The standard model has been that OpenGL is for professional apps (CAD) and Direct3D is for games.
With the debacle of openGL 3.0, is openGl still the natural choice for technical 3D apps (cad/GIS)?
Are there scenegraph libraries for Direct3D?
(Of course Direct3D is windows only.)
Not an answer as such but is interesting to note the latest versions of AutoCAD give you a choice between using OpenGL or Direct3D drivers in the "3dconfig" setup option. Fundamentally, AutoCAD is a Windows-only app so it made sense for them to (finally) support Direct3D. See page 15 of this Whitepaper from AutoDesk for more info.
Like always, this depends on your situation.

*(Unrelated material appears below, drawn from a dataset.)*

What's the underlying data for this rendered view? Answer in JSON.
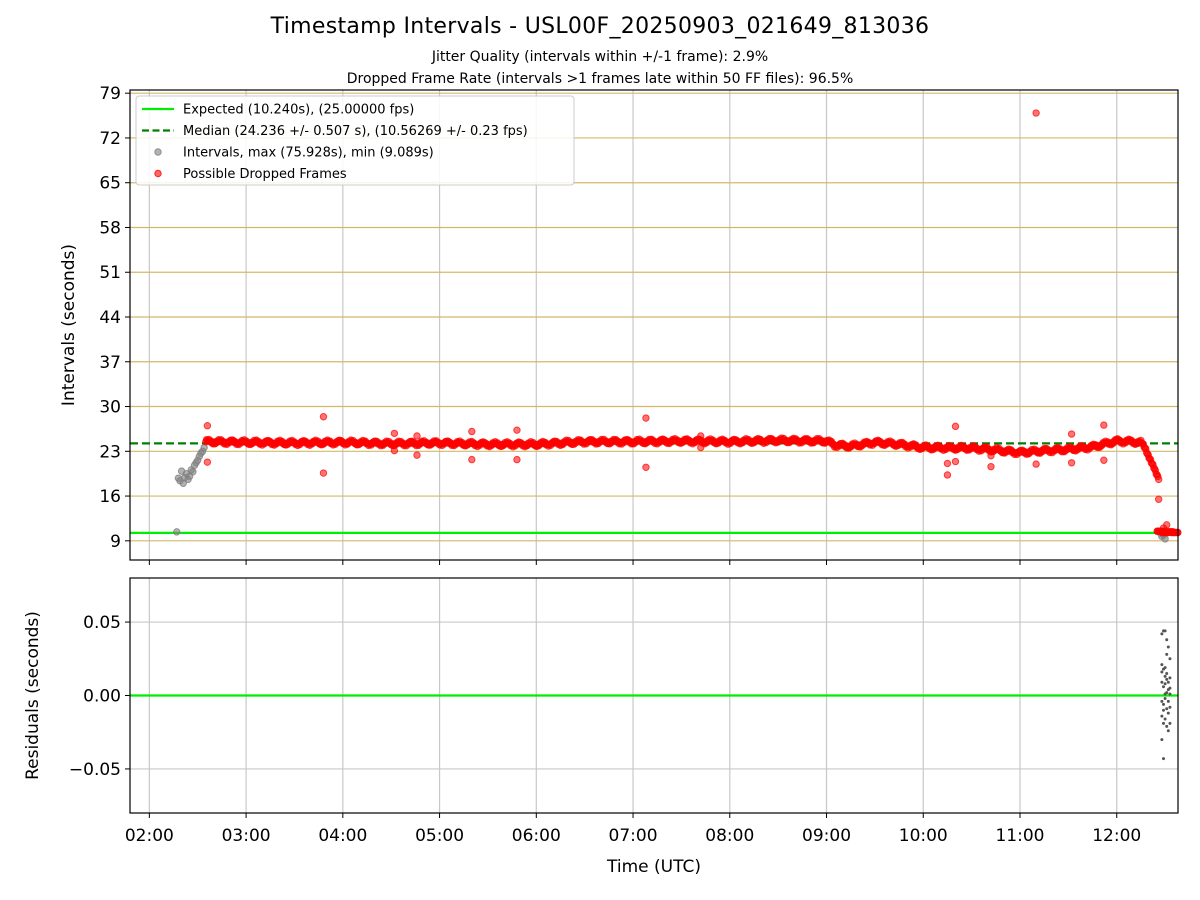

In my experience, currently (2008) OpenGL driver quality on Windows is much worse than Direct3D driver quality. If your situation is such that you can't reasonably demand your customers to always have up-to-date drivers, or tell them to change their graphics cards to the ones that have better OpenGL drivers, then OpenGL is a pretty bad choice. In this case, I'd go for D3D renderer on Windows, and OpenGL renderer on OS X/Linux (if you have to support those platforms, that is).
Having two renderers is not that hard; in my experience working around driver bugs takes much more time than writing and supporting the rendering code paths.
Of course, there are some (specific) situations where D3D just does not have the features needed, e.g. quad-buffered genlocked output; or geometry shader support on Windows XP.
So in short: if you want better drivers on Windows, use D3D. If you don't care about driver quality much, or need features that are in OpenGL but not in D3D, then use OpenGL.